Tuesday, April 29, 2014

A Donald Sterling Problem or an American Race Problem?




I have been paying attention to the recent scandal surrounding the owner of the LA Clippers: Donald Sterling.

Of course, his actual comments are interesting along with the fact that his girlfriend is Black and Latina and he seems to be in denial about it. But what's also interesting is that once again, like with Paula Deen, America is captured by an individual white person who says really racist things and kind of conveniently overlooks their actually racist acts.

Sure, Paula Deen said some racist things. But I was far more concerned with her racist acts such as under-paying and mistreating her Black staff. To me that's a lot more important than what she had to say about Black people.

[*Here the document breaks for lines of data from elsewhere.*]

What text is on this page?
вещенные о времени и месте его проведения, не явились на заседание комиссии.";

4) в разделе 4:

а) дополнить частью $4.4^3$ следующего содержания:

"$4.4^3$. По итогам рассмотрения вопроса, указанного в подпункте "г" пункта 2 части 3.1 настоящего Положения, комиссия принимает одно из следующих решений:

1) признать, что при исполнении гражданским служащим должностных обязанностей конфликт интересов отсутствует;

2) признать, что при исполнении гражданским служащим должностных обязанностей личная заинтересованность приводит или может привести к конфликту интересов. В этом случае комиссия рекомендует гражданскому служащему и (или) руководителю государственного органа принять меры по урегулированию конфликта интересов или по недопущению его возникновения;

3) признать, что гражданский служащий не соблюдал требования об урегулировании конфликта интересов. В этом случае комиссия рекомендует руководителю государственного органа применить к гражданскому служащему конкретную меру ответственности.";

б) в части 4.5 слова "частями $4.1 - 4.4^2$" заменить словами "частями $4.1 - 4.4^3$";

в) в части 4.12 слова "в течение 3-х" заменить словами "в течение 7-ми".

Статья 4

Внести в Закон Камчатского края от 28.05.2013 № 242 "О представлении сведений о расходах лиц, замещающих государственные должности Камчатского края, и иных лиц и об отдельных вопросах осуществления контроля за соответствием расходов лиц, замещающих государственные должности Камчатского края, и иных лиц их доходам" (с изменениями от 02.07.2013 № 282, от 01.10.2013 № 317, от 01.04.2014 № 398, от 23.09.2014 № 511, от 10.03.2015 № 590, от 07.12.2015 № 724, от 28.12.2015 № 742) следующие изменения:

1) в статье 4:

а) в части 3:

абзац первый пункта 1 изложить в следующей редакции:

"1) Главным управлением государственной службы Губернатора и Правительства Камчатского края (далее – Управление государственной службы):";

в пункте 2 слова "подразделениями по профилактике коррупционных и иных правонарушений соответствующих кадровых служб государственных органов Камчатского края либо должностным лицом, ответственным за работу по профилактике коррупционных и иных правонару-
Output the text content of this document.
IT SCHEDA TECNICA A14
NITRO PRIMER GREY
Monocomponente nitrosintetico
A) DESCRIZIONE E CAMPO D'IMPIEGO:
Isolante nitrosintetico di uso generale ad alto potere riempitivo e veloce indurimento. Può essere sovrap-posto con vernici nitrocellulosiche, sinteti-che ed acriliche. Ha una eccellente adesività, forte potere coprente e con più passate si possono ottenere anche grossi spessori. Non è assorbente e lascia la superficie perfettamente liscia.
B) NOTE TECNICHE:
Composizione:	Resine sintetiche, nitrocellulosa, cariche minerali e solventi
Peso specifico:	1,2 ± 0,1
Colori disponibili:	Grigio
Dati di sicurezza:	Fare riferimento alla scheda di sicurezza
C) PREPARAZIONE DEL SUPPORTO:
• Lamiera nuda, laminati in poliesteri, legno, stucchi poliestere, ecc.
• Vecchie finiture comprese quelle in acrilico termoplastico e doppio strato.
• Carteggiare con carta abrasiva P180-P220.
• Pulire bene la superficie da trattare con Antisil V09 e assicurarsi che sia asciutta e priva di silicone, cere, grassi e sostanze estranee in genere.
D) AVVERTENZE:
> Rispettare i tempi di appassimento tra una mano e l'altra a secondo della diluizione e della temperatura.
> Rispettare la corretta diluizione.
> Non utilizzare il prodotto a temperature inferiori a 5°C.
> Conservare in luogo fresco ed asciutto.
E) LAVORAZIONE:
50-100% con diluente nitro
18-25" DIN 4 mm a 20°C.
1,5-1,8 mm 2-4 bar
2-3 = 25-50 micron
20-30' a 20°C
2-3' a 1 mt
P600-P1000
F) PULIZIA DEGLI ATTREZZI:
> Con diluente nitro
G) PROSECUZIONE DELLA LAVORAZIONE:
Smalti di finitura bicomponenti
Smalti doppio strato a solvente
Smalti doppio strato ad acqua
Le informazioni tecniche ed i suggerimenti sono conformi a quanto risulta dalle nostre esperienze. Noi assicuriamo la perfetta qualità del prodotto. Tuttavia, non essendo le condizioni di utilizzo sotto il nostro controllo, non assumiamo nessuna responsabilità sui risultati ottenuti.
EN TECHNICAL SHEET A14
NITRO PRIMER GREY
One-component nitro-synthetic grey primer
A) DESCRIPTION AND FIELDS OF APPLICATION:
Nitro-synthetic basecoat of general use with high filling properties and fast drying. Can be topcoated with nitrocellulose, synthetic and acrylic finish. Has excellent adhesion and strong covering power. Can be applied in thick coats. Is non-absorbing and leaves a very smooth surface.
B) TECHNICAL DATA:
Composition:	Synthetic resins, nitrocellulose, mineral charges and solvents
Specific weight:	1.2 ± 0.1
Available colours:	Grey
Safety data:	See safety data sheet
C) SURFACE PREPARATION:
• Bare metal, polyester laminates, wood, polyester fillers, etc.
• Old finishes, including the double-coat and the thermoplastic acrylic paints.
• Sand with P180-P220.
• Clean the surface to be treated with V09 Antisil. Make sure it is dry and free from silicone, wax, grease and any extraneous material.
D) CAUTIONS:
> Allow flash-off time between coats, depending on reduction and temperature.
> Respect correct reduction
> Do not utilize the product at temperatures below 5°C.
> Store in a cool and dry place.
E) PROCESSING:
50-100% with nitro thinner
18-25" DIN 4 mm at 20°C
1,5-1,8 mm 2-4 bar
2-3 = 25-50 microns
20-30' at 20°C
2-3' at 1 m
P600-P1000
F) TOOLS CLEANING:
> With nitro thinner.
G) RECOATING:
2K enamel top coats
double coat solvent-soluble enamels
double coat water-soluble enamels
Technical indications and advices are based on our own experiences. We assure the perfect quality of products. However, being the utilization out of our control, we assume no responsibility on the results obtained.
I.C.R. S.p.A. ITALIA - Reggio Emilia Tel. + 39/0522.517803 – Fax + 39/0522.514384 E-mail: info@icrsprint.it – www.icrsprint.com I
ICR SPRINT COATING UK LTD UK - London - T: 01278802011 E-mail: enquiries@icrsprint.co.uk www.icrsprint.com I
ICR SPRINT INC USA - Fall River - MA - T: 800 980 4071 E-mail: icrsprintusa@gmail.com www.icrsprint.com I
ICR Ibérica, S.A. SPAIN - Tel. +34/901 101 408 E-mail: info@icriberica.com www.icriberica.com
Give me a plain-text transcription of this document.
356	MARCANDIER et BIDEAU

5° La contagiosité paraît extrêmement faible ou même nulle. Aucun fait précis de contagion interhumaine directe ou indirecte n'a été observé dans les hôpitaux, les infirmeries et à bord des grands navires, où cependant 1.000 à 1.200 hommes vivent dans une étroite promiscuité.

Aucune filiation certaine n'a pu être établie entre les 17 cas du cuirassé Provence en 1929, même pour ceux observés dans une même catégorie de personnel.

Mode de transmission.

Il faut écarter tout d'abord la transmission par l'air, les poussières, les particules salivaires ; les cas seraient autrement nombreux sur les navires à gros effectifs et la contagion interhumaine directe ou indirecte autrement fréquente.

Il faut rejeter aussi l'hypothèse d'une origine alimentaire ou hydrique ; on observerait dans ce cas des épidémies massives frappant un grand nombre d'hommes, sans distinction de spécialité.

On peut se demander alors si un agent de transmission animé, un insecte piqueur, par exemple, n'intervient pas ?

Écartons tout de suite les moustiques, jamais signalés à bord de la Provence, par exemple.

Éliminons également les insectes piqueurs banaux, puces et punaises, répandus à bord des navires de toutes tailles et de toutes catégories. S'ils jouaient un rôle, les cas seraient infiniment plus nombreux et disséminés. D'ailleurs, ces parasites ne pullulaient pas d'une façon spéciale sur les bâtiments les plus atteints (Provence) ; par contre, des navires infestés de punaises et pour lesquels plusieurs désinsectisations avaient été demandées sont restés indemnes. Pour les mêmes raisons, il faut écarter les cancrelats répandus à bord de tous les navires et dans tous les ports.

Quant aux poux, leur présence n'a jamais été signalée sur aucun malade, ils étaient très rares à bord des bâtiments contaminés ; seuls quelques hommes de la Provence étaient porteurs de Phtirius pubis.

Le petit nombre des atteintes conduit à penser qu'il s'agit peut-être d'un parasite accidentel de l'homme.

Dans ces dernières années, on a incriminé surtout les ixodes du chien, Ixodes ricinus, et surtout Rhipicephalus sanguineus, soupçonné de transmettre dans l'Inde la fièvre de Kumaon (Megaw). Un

Likewise, Donald Sterling had been known to be a perpetrator of housing discrimination. But not many people cared about that. But once he said no Black people at his games... that was when everybody got mad! Or at least pretended to.

Why is that?

America is a lot more concerned with appearing post-racial than actually being post-racial. Time and time again racist acts are ignored and swept under the rug. But every once in awhile a white person will be publicly dragged for saying something very racist.

That's the unspoken rule in American race relations: you can be racist but don't sound racist. You can treat people of color horribly, but you can't verbally express that you want to treat them horribly. That is crossing the line in America. This isn't 1965 anymore.

So every once in awhile a high profile white person forgets that we're in "post-racial" America and that saying racist things is not okay and they become the white guilt scapegoat for the season. The white liberals condemn them and the white conservatives halfheartedly defend them on the basis of "free speech" and whatever other excuse. And white America sighs and says, look, we're not racist!

Meanwhile Black players are still akin to slaves within an elaborate and lucrative plantation system. Meanwhile Black people in general are facing exacerbated economic barriers due to race so that they can't be at many of these games anyway, even if they wanted to. Meanwhile there are Black and Latino families being denied housing. Meanwhile, in Paula Deen's case, Black workers are still being under-paid and unacknowledged for the recipes they created.

I'd like to see this most recent incident transform in a larger call for equity for Black players and racial inequity in general. This isn't just about Donald Sterling. In fact, I don't even think it's mostly about Donald Sterling. At least not for a person who is concerned about racism in a genuine sense, and not just cosmetically.

It's about America. It's about the persistence of racism.